A mesma complexidade operacional e de investimentos não existe na gestão da Zona Azul de São Paulo, que a Prefeitura também planeja conceder em Abril de 2019. Ainda que se tratem de 41.000 vagas em vias públicas, com previsão de superarem 50.000, o serviço se resume essencialmente à venda de autorizações temporárias (R$ 5 por hora) e à fiscalização — hoje feita através de fiscais da Companhia de Engenharia de Trânsito (CET). Dada a magnitude, está longe de um sistema simples e sem defeitos, mas um parceiro privado pouco agregaria para além do que o governo municipal tem condições absolutas de fazer.
O principal ganho de eficiência esperado com a concessão é a otimização da fiscalização aos usuários. Ao invés de centenas de fiscais espalhados pela cidade, multando manualmente, o Edital prevê 26 carros e 27 motos com câmeras informando para a CET a placa dos carros estacionados sem pagar a tarifa estipulada. Confirmada a ausência de pagamento pelo poder público, aplica-se a multa. Usando tecnologia, aumenta-se o incentivo aos motoristas pagarem a Zona Azul ao invés de arriscarem tomar uma multa mais pesada (o enforcement, como dizem em inglês).
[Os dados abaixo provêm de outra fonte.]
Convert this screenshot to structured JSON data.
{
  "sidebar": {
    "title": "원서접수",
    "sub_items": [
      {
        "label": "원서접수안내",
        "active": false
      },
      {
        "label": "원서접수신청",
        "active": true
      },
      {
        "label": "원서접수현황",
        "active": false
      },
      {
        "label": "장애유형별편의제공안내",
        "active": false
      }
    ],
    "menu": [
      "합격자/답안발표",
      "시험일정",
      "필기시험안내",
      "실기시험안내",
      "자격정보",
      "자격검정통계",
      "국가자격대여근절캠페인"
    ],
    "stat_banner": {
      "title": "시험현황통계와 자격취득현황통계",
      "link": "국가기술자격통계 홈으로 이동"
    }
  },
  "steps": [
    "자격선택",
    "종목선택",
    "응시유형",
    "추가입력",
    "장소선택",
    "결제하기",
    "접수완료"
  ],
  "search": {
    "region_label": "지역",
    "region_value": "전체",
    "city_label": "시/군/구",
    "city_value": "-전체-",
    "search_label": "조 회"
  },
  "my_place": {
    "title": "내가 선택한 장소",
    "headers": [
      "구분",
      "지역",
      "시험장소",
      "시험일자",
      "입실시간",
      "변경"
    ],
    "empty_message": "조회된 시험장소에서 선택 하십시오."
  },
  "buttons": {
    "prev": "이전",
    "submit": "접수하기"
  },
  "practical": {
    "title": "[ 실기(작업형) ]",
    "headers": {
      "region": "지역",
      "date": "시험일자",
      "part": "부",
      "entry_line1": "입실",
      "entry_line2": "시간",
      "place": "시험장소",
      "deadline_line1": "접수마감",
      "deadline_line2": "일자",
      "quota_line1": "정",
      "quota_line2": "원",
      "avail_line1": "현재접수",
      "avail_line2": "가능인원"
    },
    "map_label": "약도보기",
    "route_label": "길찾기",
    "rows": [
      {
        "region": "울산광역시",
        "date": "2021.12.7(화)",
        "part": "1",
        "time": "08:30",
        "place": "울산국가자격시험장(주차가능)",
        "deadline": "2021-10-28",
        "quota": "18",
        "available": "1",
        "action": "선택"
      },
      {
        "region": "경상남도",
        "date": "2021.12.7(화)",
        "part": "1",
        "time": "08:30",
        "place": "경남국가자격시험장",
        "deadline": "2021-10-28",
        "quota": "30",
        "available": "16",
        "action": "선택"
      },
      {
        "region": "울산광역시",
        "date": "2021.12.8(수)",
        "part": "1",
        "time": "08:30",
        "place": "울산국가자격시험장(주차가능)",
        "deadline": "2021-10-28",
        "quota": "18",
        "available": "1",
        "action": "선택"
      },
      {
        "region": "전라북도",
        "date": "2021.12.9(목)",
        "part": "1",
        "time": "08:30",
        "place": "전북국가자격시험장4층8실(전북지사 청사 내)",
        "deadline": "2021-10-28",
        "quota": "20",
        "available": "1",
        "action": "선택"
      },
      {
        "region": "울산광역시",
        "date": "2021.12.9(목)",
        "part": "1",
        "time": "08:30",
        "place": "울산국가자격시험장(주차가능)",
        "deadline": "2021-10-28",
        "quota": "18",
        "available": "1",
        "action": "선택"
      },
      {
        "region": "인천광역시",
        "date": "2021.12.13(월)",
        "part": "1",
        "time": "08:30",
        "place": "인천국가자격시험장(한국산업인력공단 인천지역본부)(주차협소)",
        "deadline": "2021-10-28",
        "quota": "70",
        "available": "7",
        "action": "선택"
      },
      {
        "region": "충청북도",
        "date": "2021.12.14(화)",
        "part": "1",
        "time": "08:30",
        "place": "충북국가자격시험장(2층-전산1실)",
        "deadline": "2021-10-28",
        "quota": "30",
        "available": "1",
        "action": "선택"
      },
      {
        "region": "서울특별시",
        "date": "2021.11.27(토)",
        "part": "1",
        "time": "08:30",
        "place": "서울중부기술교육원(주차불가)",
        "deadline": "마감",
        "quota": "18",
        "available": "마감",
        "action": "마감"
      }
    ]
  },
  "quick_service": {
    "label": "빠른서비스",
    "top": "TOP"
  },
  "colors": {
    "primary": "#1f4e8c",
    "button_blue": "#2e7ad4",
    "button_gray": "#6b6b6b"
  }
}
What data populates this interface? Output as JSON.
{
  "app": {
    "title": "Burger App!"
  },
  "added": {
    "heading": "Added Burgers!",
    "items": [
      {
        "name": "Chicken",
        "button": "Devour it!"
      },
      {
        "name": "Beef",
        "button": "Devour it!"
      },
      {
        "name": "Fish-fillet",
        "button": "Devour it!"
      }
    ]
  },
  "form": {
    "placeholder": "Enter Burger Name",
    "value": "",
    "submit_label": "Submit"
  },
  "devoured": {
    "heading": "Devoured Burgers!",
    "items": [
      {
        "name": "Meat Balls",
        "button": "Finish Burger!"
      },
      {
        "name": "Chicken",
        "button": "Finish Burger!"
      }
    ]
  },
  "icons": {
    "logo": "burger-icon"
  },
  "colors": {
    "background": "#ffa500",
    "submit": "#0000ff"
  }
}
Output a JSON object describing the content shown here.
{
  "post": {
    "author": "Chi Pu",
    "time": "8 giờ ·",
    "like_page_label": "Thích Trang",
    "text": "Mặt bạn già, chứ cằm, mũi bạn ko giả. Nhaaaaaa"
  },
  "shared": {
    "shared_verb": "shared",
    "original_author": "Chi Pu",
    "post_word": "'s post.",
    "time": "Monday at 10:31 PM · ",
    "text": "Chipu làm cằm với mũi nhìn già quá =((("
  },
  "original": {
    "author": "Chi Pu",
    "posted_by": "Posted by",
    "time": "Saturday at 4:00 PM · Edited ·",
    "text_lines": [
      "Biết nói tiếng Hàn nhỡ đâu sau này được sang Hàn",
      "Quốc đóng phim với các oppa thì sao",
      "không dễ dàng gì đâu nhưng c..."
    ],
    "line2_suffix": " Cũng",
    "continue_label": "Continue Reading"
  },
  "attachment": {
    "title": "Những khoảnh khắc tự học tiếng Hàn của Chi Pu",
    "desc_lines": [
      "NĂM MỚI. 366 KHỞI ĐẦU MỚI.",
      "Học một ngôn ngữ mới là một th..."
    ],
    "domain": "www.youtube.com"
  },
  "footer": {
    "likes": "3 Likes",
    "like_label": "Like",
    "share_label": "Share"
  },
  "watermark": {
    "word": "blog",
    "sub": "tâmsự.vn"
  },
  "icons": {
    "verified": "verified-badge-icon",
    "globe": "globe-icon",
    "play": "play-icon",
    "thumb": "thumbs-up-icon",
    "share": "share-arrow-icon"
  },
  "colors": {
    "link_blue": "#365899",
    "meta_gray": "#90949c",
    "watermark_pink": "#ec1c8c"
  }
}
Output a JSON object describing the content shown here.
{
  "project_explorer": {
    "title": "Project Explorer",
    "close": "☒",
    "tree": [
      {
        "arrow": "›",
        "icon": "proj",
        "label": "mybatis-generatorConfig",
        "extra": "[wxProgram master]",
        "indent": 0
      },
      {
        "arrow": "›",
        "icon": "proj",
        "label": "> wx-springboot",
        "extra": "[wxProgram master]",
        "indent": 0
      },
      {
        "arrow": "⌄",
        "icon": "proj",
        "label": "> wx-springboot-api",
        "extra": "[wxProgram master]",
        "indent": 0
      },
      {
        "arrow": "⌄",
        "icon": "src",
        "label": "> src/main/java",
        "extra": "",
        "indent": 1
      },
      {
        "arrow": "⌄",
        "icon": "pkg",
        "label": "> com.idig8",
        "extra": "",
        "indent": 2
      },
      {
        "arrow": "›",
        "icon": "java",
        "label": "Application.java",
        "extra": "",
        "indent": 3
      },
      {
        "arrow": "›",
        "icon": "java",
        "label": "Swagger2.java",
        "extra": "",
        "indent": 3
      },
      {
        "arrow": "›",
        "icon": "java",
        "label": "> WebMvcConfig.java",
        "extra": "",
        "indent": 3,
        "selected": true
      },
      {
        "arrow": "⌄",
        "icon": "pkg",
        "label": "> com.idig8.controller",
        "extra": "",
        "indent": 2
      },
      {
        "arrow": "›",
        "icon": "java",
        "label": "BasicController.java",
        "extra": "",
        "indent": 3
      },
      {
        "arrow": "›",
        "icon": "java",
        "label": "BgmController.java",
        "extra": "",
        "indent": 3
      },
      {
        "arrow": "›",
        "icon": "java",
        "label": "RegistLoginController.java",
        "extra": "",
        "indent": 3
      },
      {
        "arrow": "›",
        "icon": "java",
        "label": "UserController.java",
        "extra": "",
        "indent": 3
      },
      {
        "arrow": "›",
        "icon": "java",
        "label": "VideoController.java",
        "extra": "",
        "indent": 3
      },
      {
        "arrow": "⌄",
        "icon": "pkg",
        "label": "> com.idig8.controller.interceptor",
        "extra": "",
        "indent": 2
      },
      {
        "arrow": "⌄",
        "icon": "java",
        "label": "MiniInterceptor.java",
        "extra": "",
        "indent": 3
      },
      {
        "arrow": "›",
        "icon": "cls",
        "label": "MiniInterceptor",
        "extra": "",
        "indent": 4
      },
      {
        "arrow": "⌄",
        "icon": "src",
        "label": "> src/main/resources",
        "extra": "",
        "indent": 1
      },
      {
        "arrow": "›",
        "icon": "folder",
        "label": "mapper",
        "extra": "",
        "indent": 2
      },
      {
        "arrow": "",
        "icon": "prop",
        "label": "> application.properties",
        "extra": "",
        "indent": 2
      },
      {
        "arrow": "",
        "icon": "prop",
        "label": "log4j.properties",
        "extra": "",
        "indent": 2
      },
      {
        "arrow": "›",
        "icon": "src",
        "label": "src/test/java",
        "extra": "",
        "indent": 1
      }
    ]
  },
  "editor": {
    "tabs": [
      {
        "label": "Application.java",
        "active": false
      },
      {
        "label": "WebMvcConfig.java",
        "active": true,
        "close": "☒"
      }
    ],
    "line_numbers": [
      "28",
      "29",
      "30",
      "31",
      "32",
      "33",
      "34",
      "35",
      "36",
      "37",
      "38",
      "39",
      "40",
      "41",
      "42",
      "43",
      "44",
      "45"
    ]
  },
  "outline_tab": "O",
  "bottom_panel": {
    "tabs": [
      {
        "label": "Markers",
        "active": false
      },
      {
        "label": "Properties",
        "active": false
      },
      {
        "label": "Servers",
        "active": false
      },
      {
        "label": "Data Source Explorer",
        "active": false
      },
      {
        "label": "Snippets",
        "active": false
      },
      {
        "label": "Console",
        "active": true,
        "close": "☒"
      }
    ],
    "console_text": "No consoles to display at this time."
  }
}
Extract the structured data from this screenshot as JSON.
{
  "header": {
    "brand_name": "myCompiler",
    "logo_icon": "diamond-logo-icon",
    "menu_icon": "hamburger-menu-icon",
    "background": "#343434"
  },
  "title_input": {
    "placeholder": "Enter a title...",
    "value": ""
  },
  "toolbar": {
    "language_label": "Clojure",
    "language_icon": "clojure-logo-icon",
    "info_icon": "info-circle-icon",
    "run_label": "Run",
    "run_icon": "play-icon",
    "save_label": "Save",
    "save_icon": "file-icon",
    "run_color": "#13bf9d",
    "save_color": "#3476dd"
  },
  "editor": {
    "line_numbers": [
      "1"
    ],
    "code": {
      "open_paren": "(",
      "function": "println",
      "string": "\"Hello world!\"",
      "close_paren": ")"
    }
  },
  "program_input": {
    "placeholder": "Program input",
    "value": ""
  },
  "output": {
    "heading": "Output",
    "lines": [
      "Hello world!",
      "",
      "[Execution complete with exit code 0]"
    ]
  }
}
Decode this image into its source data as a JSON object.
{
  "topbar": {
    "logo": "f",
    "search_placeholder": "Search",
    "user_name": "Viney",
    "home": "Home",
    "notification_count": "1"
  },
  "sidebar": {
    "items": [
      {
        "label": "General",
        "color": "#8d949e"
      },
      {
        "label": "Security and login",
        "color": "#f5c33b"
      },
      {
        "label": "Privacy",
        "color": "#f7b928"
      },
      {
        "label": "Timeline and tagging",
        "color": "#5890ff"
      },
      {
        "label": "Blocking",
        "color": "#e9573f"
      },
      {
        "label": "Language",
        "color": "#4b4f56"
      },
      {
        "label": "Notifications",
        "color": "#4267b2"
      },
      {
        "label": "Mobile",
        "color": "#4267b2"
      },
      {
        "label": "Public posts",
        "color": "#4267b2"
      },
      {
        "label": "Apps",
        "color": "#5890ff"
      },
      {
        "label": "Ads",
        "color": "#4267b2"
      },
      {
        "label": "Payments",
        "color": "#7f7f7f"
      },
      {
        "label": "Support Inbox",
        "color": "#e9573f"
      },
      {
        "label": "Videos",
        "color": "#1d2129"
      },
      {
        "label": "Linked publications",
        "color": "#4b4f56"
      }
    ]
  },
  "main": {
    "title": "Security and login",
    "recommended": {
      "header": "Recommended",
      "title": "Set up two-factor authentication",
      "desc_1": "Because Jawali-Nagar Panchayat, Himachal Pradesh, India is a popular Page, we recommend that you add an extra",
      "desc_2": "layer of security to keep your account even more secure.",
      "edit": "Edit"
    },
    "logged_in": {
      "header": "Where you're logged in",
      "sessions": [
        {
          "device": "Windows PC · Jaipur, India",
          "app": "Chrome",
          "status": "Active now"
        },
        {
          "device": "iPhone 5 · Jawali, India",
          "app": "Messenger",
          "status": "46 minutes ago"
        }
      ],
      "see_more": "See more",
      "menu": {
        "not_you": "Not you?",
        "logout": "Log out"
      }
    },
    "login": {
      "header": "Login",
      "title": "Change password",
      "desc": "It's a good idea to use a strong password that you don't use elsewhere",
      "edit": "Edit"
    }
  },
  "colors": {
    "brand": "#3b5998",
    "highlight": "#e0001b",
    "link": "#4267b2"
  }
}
Com menor evasão, mais receitas para o sistema.
Talvez pareça, mas esse modelo não é nada inovador, e a CET está testando sua aplicação por conta própria. Ou seja, se o principal ganho se der por maior fiscalização, o poder público pode operar o serviço sem repassar boa parte da margem de arrecadação para um parceiro privado. A Prefeitura não precisa conceder a Zona Azul para melhorar sua fiscalização, assim como não faz sentido privatizar as ruas para instalar radares de velocidade.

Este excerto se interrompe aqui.